Comment oublier l’effet dévastateur des années Reagan qui fut l’initiateur d’une politique ayant laminé à court, à moyen et à long terme la part de l’industrie dans le revenu national (de 21,5 % en 1980 à 12 % en 2005) pour augmenter évidemment celle des services financiers (de 15 % en 1980 à 23 % en 2005) ? Il allait de soi en effet que cette abdication par l’Etat de ses prérogatives serait comme mécaniquement comblée par le développement hyperbolique de cette pieuvre qu’est le secteur financier qui, dès lors, était censé rendre tous les services à l’économie. Les marchés financiers existaient bien sûr avant le milieu des années 70, mais ils ne prirent véritablement leur envol que dès qu’une vertu miraculeuse leur fut attribuée, celle de générer d’immenses profits, à condition (mais cela allait de soi) que les prises de risque soient banalisées et que la réglementation soit nécessairement symbolique.
Marchés financiers, ai-je dit ? Non : juges de paix omnipotents et omniscients qui remettraient de l’ordre dans les comptes des entreprises et des ménages en imprimant tous les pans de l’économie leur bienveillante efficience. «Je considère que l’hypothèse des marchés efficients est une affirmation simple qui dit que les prix des titres et des actifs reflètent toutes les informations connues», affirmait alors le plus sérieusement du monde l’économiste Eugène Fama. Les adeptes de ces marchés financiers «idéaux» étaient persuadés que les prix étaient la résultante d’un équilibre rationnel, que toute considération superflue, que tout état d’âme, devaient s’effacer devant les marchés qui indiquaient LE prix à l’ensemble des acteurs. Tout avait – tout devait – avoir un prix.
Mais voilà: ce néolibéralisme cultivé à l’excès par Thatcher, par Reagan, par Friedman et consorts a heureusement rendu l’âme sous les coups de boutoir … de ces mêmes marchés et de leurs crises à rebondissement. C’est à cette aune qu’il faut comprendre le naufrage en Grande Bretagne de Liz Truss, désavouée d’abord et en tout premier lieu par le marché pour avoir voulu ressusciter l’ignominie Thatchérienne devenue désormais archaïque même aux yeux du grand capitalisme. En effet, devenus dépendants des Etats, de leurs interventions, de leurs perfusions à répétition, les marchés se placent à présent sous la protection des pouvoirs publics, abandonnant sans scrupule le dogme de liberté qu’ils ont revendiqué avec arrogance et insouciance pendant des décennies. Truss ayant averti haut et fort que l’Etat n’offrirait sous sa mandature aucune protection, elle fut quasiment sur le champ liquidée par des marchés transformés en lanceurs d’alerte qui, se joignant aux citoyens, émettent désormais une requête conjointe que nul politique ne peut plus ignorer.
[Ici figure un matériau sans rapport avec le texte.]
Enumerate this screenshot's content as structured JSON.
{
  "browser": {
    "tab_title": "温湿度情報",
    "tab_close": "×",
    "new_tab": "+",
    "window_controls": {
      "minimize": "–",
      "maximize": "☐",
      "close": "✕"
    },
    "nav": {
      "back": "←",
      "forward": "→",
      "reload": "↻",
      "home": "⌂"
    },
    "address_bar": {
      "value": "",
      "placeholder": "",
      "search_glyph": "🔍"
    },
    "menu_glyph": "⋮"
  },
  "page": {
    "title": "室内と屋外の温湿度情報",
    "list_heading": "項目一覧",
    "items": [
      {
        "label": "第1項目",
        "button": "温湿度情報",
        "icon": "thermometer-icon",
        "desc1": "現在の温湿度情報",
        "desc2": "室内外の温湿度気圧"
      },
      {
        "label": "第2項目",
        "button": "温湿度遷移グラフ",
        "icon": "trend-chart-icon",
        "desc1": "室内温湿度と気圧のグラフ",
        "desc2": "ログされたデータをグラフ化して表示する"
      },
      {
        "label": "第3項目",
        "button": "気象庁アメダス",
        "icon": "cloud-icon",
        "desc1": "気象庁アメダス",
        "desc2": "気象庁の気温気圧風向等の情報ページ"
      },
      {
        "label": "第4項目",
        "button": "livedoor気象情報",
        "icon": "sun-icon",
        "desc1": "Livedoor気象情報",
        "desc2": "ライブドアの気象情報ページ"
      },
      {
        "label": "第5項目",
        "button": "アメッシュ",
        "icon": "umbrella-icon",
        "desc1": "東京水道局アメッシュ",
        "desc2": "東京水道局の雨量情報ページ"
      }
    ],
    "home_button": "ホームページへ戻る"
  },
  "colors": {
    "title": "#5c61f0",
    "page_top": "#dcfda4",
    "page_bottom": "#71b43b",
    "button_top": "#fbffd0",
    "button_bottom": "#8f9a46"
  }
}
Ce changement de paradigme découvert à ses dépens par Truss – ironie suprême en Grande Bretagne considérée il y a encore peu centre névralgique du néolibéralisme – peut être simplement formulé : les marchés à l’instar du peuple veulent être gouvernés, protégés. L’Etat est donc aujourd’hui attendu sur de multiples fronts : partout les droites en Occident, traditionnellement hyper libérales, sont sommées de se distancer de l’individualisme glacial naguère prôné par les Thatcher et par les Reagan. Un appel haut et fort est lancé par le milieu des affaires, par les marchés, par la finance en général tous acquis aux droites, qui sont en attente d’une impulsion nouvelle, pourquoi pas une sorte de paternalisme ? En tout cas une irrépressible exigence que l’Etat fasse à nouveau rempart contre les multiples insécurités : économiques, militaires et bien-sûr climatiques.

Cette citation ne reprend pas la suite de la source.